What’s eaten my RAM?

Sophisticated memory management techniques – including compression – make it hard to know how much memory any particular program is using. Should you include pages that are in RAM but not in use, that are in the swapfile, or use shared resources? Windows provides a lot of common code through dll library files, and if six programs are using the same megabytes of shared code, it’s counted six times instead of once.

The Task Manager provides a crude but useful guide. To run it, press Ctrl-Alt-Del or right-click the taskbar and select Task Manager. Click on Name to sort apps to the top. The Memory column shows how much each program is using. To make the column easier to understand, right-click in the header area, choose “Resource values” from the drop-down menu, then Menu and then Percents. On my PC, two browsers, Opera and Vivaldi, are now using more than 20% each, and nothing else matters. The next highest score is Voidtools’ Everything, with 2.6%. Word 2010, with six documents open, is consuming 0.6%, and a small Excel spreadsheet 0.4%.

Microsoft’s Process Explorer provides more details. Double-clicking a program’s name tells you how it’s using memory, how much code is shared, and how much virtual memory (ie swapfile space) it’s using. The Working Set Private number, which excludes shared code and swapfile space, tells you how much real RAM a program is using at the time. Obviously, it can vary. As a general indicator, the Peak Working Set number is probably as good as any.

Once your laptop is up and running, a quick check with either utility will tell you if any programs are using more memory than they are worth.

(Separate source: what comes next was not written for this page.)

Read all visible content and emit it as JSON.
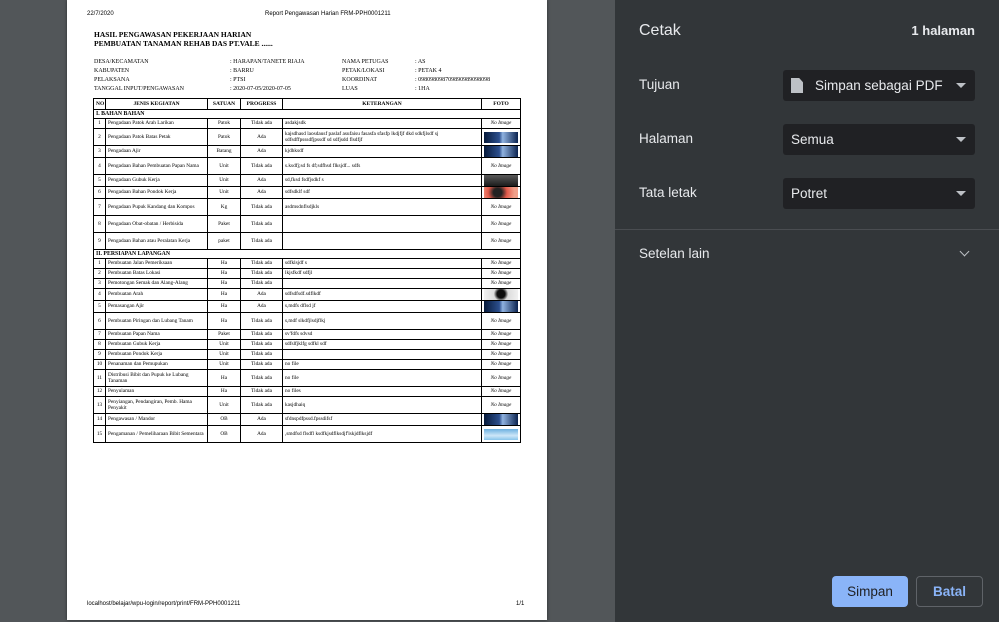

Start-up programs and services

The Task Manager has Start-up and Services tabs that tell Windows what to load when it boots. Both are more or less obsolete. It is worth checking for start-up programs and disabling ones you don’t want, but do that from the Apps section of the Settings (cogwheel) app.

When we were using clunky old XP and Vista, disabling services could make a big difference, and some of us swore by Black Viper’s guides. Today, I wouldn’t make the effort, and Black Viper stopped providing service configurations with the April 2018 version of Windows 10.

If a process or service “goes rogue” – which can include a single browser tab – it’s easier to find it in Process Explorer, right-click it, then suspend, restart or kill it. Task Manager also lets you suspend and kill tasks, which can be handy if malware grabs your browser.

Browser choice

Every Windows browser will run in 4GB, but the “lightest” common browser is Microsoft Edge. This is partly because it’s low on features and extensions, and partly because it’s a modern Windows Store app. Store apps can be suspended in the background, though this is hidden away in the Privacy section of the Settings app, under “Background apps”.

But Microsoft is now switching to a heavier version of Edge based on open source Chromium code, just like Google Chrome, Opera, Vivaldi, Brave and many others, except Firefox.

There’s not much to choose between the Chromium-based browsers: they all consume massive amounts of memory and resources. Opera has generally been the lightest, but “Edgium” could change that. I’ve been using the beta test version and it works well. Also, the code has been de-Googled, which is a plus point for people avoiding Google’s “surveillance capitalism”.

Otherwise, the keys to managing browser memory are not to install many extensions and not to open too many tabs. If you can’t help having hundreds, use a “lazy loading” browser. With lazy loading turned on, the browser will only reload or refresh current tabs when you click on them. I once had more than 600 tabs in Firefox and about 300 in Vivaldi, and both still worked perfectly. Alternatively install a tab suspender such as the Great Suspender for Chrome, which unloads dormant tabs but saves the URL so you can go straight back to it if you want. If the browser does slow down, just close and re-open it to free up some memory.

The old advice about turning it off and on again has been replaced by “restart your browser”.